A column in the Jerusalem Post takes on James Carroll.

Perhaps most inexplicable, given the writer’s awareness of the lethal impact of the inculcation of hatred against Jews in Europe, is his apparent refusal to credit Palestinian hate-indoctrination as the underlying cause of the savage attacks against Jews in Israel. Instead, readers are offered platitudes such as his claim that “Palestinian terrorism is rooted, above all, in the economic hopelessness of millions of impoverished and dispossessed Palestinians…” (September 2001) Carroll is evidently unwilling to hold accountable the Palestinian Authority, which from its inception has stoked anti-Jewish hatred through schools, media, mosques, summer camps and political rallies that have painted Jews as alien, thieving conquerors, to be driven out or destroyed.

The calamitous outcome is a population energized to kill a dehumanized foe.

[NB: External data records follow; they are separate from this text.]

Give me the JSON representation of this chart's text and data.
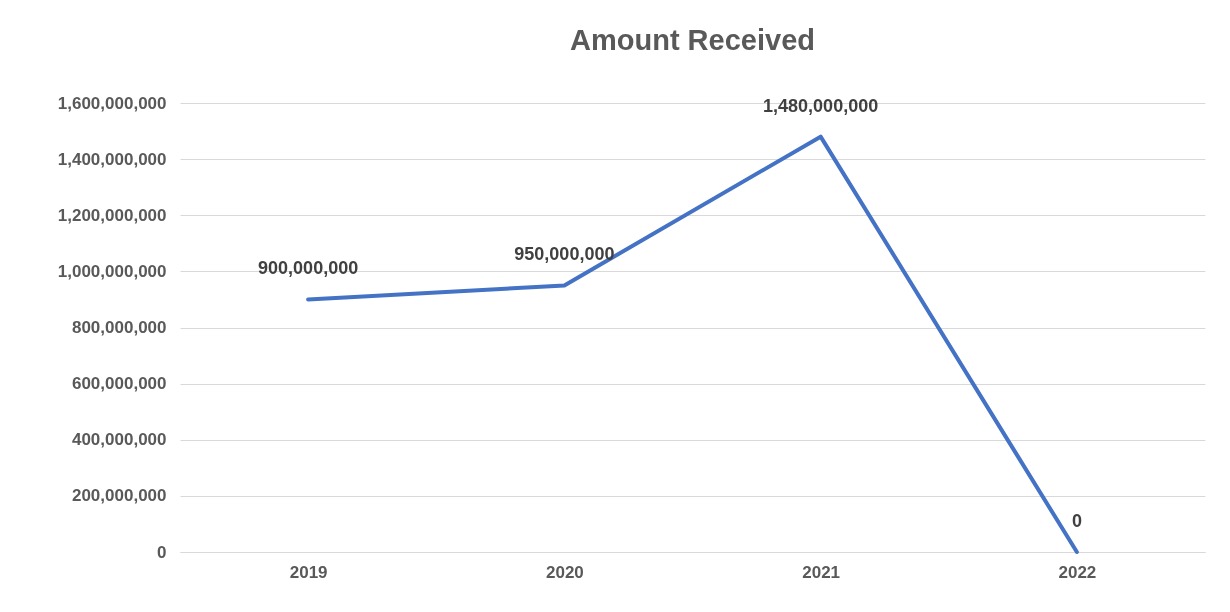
{
  "chart_data": {
    "type": "line",
    "title": "Amount Received",
    "categories": [
      "2019",
      "2020",
      "2021",
      "2022"
    ],
    "series": [
      {
        "color": "#4472c4",
        "values": [
          900000000,
          950000000,
          1480000000,
          0
        ],
        "value_labels": [
          "900,000,000",
          "950,000,000",
          "1,480,000,000",
          "0"
        ]
      }
    ],
    "ylim": [
      0,
      1600000000
    ],
    "yticks": [
      0,
      {
        "value": 200000000,
        "label": "200,000,000"
      },
      {
        "value": 400000000,
        "label": "400,000,000"
      },
      {
        "value": 600000000,
        "label": "600,000,000"
      },
      {
        "value": 800000000,
        "label": "800,000,000"
      },
      {
        "value": 1000000000,
        "label": "1,000,000,000"
      },
      {
        "value": 1200000000,
        "label": "1,200,000,000"
      },
      {
        "value": 1400000000,
        "label": "1,400,000,000"
      },
      {
        "value": 1600000000,
        "label": "1,600,000,000"
      }
    ],
    "grid": "y",
    "marker": "none",
    "line_style": "solid",
    "legend": false
  }
}
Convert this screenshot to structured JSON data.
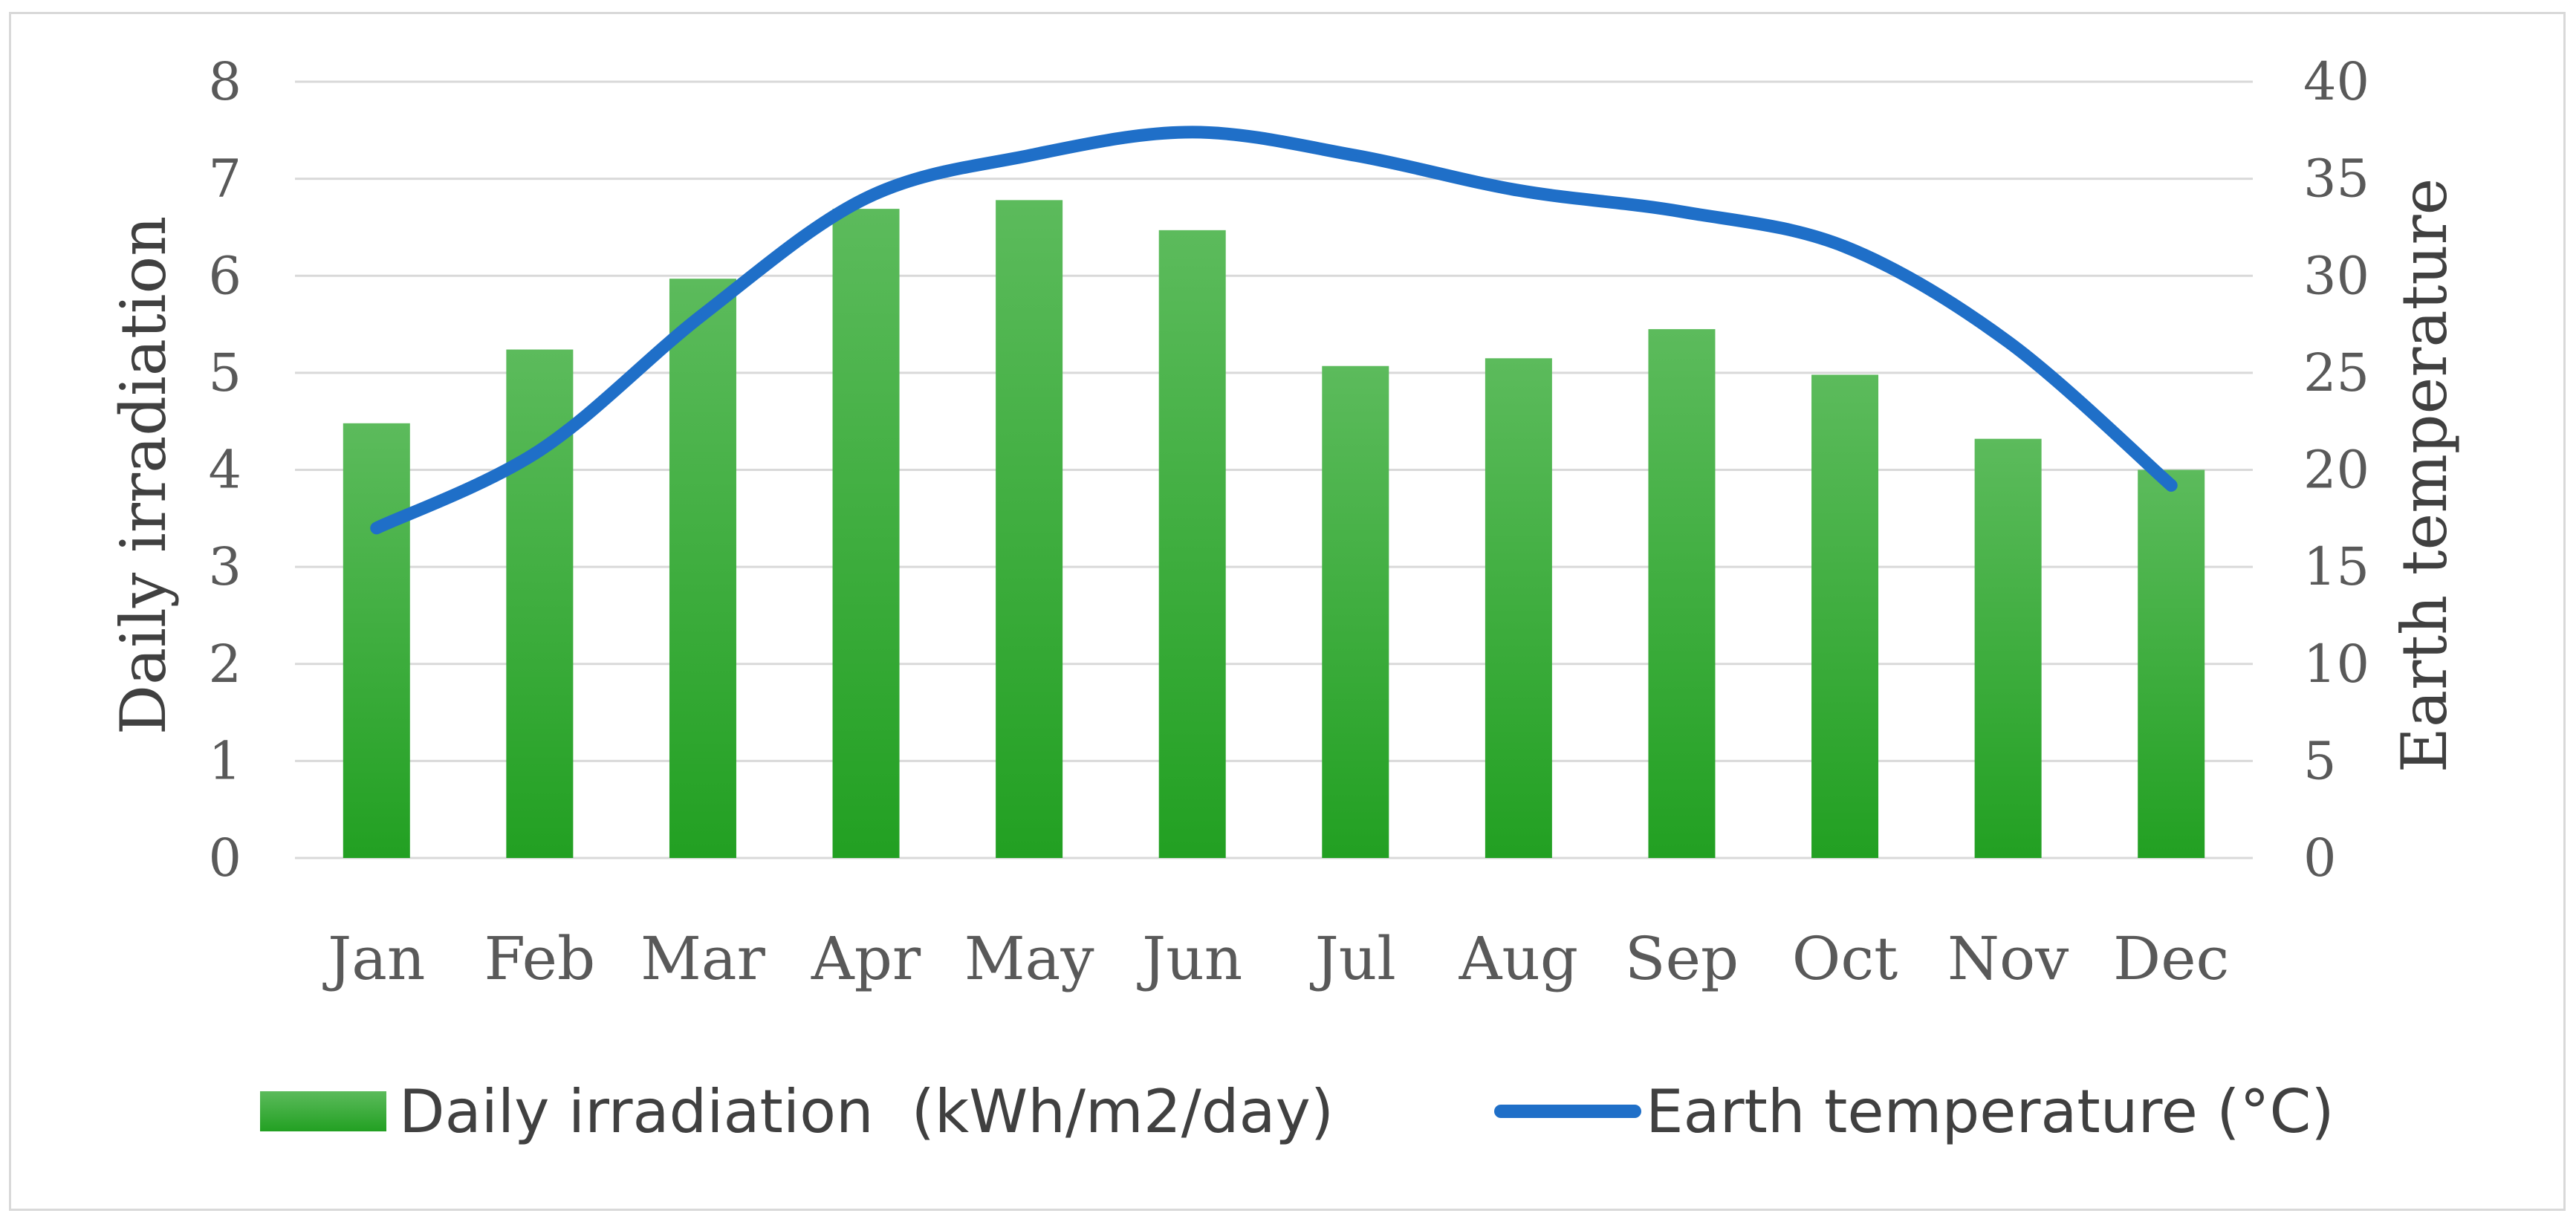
{
  "chart_data": {
    "type": "bar",
    "categories": [
      "Jan",
      "Feb",
      "Mar",
      "Apr",
      "May",
      "Jun",
      "Jul",
      "Aug",
      "Sep",
      "Oct",
      "Nov",
      "Dec"
    ],
    "series": [
      {
        "name": "Daily irradiation  (kWh/m2/day)",
        "type": "bar",
        "axis": "left",
        "color": "#2eaa2e",
        "values": [
          4.48,
          5.24,
          5.97,
          6.69,
          6.78,
          6.47,
          5.07,
          5.15,
          5.45,
          4.98,
          4.32,
          4.0
        ]
      },
      {
        "name": "Earth temperature (°C)",
        "type": "line",
        "axis": "right",
        "color": "#1f6fc8",
        "values": [
          17.0,
          21.0,
          28.0,
          34.0,
          36.2,
          37.4,
          36.2,
          34.4,
          33.3,
          31.5,
          26.6,
          19.2
        ]
      }
    ],
    "ylabel": "Daily irradiation",
    "ylabel_right": "Earth temperature",
    "ylim": [
      0,
      8
    ],
    "ylim_right": [
      0,
      40
    ],
    "yticks": [
      "0",
      "1",
      "2",
      "3",
      "4",
      "5",
      "6",
      "7",
      "8"
    ],
    "yticks_right": [
      "0",
      "5",
      "10",
      "15",
      "20",
      "25",
      "30",
      "35",
      "40"
    ],
    "grid": true,
    "legend_position": "bottom"
  }
}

In the same vein, Carroll minimizes Palestinian enthusiasm for terrorism. In a June 2003 column devoted almost entirely to Palestinian grievances – including his observation that “destruction of trees can be almost as shocking as assaults on human life” – he asserted that “a mere fraction of the Palestinian population” supports terrorism. Yet a respected Palestinian polling agency, the Jerusalem Media and Communication Center, just weeks earlier had found a substantial majority of 59.9% of Palestinians supported suicide bombings “against Israeli civilians.” How, one wonders, is it possible for Mr. Carroll to confront the Catholic church for its action but to deny virulent hate-mongering by the PA?